PCOS- what is it?
PCOS stands for Polycystic ovary syndrome. It is one of the most common hormonal disorders in women of child bearing age.
PCOS occurs in women only and generally starts at around puberty. It occurs in upto 10% of all women. The exact cause of PCOS is not yet known but it occurs due to a combination of genetic and environmental factors. It is thought to develop due to hormonal imbalance- high male hormone levels, insulin resistance and raised insulin level.
What are its symptoms?
- Menstrual problems- Periods are irregular or sometimes absent. Some patients get heavy bleeding.
- Acne- PCOS patients get severe acne on face (especially jawline and lower half of face), chest, shoulders, back. These often do not respond to the conventional acne treatments and have to be given hormonal treatment.
- Hirsutism- the hormone imbalance in PCOS causes excess hair growth leading to thicker and darker facial hair and more hair on the chest, belly, and back.

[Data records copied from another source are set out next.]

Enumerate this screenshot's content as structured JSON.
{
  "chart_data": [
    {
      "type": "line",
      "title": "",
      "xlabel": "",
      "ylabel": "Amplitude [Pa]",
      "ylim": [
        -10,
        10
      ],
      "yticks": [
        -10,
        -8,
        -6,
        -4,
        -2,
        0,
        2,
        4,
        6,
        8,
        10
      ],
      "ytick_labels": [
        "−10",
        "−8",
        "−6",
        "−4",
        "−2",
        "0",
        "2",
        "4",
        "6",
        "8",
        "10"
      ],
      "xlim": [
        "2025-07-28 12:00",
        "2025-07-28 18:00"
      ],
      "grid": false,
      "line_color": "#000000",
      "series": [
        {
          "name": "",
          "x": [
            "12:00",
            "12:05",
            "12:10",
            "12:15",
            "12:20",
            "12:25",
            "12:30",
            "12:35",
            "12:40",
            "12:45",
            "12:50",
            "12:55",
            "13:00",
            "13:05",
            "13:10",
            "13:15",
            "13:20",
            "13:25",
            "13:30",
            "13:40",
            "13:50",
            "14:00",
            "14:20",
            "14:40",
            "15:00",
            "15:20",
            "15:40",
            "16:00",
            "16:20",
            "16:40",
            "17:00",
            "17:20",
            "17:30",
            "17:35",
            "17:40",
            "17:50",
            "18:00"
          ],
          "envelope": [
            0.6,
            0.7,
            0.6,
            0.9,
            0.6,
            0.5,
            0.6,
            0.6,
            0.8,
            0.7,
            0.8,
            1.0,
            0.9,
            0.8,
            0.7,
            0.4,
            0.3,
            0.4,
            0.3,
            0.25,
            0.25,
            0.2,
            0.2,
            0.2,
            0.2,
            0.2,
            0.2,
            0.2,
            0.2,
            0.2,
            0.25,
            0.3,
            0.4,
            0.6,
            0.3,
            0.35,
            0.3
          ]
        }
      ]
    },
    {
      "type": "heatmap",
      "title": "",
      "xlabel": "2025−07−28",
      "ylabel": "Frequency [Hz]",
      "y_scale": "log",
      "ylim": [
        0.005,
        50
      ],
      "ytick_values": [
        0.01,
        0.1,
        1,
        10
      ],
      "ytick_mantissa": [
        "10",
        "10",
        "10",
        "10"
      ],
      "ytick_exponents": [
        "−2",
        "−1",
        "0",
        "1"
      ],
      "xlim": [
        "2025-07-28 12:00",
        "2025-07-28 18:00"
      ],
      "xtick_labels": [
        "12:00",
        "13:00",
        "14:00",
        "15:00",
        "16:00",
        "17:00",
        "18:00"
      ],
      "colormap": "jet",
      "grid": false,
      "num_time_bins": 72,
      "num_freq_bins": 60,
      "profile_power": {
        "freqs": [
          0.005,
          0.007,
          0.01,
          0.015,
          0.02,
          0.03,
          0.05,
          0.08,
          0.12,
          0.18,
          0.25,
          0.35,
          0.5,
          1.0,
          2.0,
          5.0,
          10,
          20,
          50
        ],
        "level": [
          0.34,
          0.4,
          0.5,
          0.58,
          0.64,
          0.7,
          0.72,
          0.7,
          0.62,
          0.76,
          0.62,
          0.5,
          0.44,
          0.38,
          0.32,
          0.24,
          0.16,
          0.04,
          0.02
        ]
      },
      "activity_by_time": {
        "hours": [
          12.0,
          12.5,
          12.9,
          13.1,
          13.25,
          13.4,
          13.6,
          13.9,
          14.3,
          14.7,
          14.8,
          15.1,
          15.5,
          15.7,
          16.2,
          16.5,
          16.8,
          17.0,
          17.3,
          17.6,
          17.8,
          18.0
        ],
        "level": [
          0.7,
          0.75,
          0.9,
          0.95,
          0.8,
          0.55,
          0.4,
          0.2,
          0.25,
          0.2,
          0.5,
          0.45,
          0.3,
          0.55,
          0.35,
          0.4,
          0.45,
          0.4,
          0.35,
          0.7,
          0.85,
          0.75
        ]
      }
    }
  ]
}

- Alopecia- PCOS patients often develop female pattern hairloss.
- Skin tags
- Cysts in ovaries detectable by ultrasound of pelvis.
- Infertility due to decreased or no egg production by ovaries. The rate of miscarriage is also higher in PCOS cases.
- Obesity– Nearly half of all women with PCOS are clinically obese.
- Increased muscle mass, voice deepening in severe cases.
- Diabetes, Hypertension (High blood pressure), Elevated blood fats (hyperlipidaemia), Cardiovascular disease especially coronary artery disease.
It was once thought to be only due to an ovarian defect as it was associated with enlarged polycystic ovaries, hence its name polycystic ovary syndrome. However, it is now known that PCOS may occur in women with normal sized ovaries and polycystic ovarian changes can be found in women with normal menstrual cycles.
How is it diagnosed?
If the doctor is suspicious of PCOS, certain tests have to be done. These include Hormone levels (FSH, LH, Prolactin, Testesterone, 17 hydoxyprogesterone, DHEAS, Insulin level, cortisol, thyroid hormones), Blood sugar, Ultrasonography of pelvis, Lipid profile. These tests help doctor to rule out other causes of hormonal imbalance which can mimic PCOS. They also help in the line of treatment and its monitoring.
How is PCOS treated?
The management of PCOS has to be tailor made for each patient according to the symptoms the patient exhibits and the results of the test.
Weight loss through a low-calorie diet combined with moderate exercise activities is the first recommendation of the doctor. This helps in decreasing the insulin resistance and also reduces the cardiac and diabetic complications.
The drugs prescribed will depend on the test results and the symptoms of patient.
Oral contraceptive pills (OCP) are often prescribed to PCOS patients for about 6-12 cycles. These are given not to prevent pregnancy but to streamline menstrual periods and hormone levels.
Metformin is prescribed to decrease insulin resistance.
Other commonly prescribed drugs to control the effects of hormone imbalance include Spironolactone, Cyproterone acetate etc. Any hormone deficiency or excess are controlled with drugs.
Acne is treated with regular acne medications in addition to the hormonal treatment.
Laser hair reduction to reduce unwanted hair is often required.
Drugs may also have to be given to treat infertility.